What does sparkly styling spray for dogs have to do with the 2012 farm bill?
It's among the thousands of products U.S. taxpayers are subsidizing through little-known programs that have been embedded in the farm legislation for decades and that lawmakers are now fighting to extinguish.
The list of recipients of farm bill subsidies is long and sometimes laughable. There's money to study the healthfulness of peas and lentils. There are programs that support popcorn producers and winemakers. There's even a subsidy to encourage bird watching.
"I know that mothers all over America, that have advocated for their children to eat their peas, will be pleased to know that there is a study that is going to cost them $25 million to study peas, lentils and garbanzo beans," Sen. John McCain deadpanned on the Senate floor last week.

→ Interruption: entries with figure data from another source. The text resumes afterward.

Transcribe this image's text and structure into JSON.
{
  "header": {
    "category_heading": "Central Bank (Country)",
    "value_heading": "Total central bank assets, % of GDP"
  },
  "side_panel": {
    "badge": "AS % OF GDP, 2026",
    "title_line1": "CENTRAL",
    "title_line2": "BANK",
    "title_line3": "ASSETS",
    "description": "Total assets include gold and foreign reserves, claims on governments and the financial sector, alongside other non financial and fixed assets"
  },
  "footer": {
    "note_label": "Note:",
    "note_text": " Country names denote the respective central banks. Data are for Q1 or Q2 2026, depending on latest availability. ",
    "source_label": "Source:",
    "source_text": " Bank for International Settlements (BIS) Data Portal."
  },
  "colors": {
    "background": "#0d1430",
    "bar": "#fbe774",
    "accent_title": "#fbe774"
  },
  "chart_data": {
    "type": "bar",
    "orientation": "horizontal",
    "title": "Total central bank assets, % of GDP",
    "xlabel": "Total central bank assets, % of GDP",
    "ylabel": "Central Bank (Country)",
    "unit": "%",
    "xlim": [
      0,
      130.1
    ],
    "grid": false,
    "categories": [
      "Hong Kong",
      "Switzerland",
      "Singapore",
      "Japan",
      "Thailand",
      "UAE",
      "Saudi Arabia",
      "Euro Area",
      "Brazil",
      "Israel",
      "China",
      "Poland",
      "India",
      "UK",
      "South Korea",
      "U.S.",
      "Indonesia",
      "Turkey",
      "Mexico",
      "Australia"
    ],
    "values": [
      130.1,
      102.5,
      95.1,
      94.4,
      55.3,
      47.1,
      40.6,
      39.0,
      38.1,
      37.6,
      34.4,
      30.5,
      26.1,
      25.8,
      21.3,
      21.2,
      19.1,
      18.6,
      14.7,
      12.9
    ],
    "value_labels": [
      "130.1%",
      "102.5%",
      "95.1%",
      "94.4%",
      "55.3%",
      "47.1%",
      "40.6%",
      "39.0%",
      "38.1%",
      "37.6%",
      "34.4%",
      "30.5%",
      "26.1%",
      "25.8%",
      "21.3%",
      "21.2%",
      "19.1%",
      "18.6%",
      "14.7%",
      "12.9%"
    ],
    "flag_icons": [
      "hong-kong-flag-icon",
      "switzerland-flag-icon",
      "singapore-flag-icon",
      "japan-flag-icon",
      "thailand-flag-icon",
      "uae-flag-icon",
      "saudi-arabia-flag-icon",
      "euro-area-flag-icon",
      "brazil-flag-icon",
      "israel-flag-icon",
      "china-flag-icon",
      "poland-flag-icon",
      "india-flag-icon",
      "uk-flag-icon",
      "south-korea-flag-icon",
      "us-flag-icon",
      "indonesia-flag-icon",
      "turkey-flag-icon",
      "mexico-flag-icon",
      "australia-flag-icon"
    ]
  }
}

McCain, R-Ariz., is one of a handful of senators working to cut a variety of subsidy programs from the farm bill the Senate is now considering.
The massive farm bill sets policy and spending levels for the programs affecting agriculture, nutrition, conservation and forestry. It includes everything from crop subsidies to food stamps. The bill, last renewed in 2008, now costs $969 billion over 10 years, and senators hope to shave off $23 billion in savings.
But billions of dollars in the legislation are also dedicated to entities like the Market Access Program, which provides $200 million a year in taxpayer dollars to trade associations to promote U.S. products overseas.
Espree, the company that produces the styling spray for dogs ("Leaves the coat with specks of shiny glitter and aroma of Candy Cane") was aided by a taxpayer subsidy under MAP. But critics are more concerned about subsidies used to help much larger and more profitable companies like Blue Diamond, Sunkist and California Raisins, which received more than $93 million in federal funding since 1999 to market their products abroad.
"The truth is, MAP is classic corporate welfare that takes taxpayer dollars to benefit big businesses' bottom line," Steve Ellis, vice president of the watchdog group Taxpayers for Common Sense, told The Washington Examiner.
Sen. Tom Coburn, R-Okla., targeted the MAP subsides last week with a farm bill amendment that would slash the program by 20 percent, in a move that aligns him with the Obama administration.
Coburn pointed out that not only are profitable businesses collecting subsidies, but in many cases, there is duplication and overlap with other agencies.
The Popcorn Board, for instance, gets $250,000 annually from the Department of Agriculture, yet a Nebraska-based gourmet popcorn maker received help with sales in Japan from Food Export USA, which took in $11.2 million from the MAP program in 2012.
"The time has come to debate whether the federal government should be in the business of promoting private-market goods to foreign buyers," Coburn said.
Vincent Smith, an economics professor at Montana State University and a visiting scholar at the American Enterprise Institute, said the MAP subsidies can be of great benefit to smaller businesses that can't afford to advertise outside the United States and are often overshadowed by larger companies producing the same products.
"A legitimate question," Smith said, "is whether or not that should be funded by a levy on the industry or by taxpayers."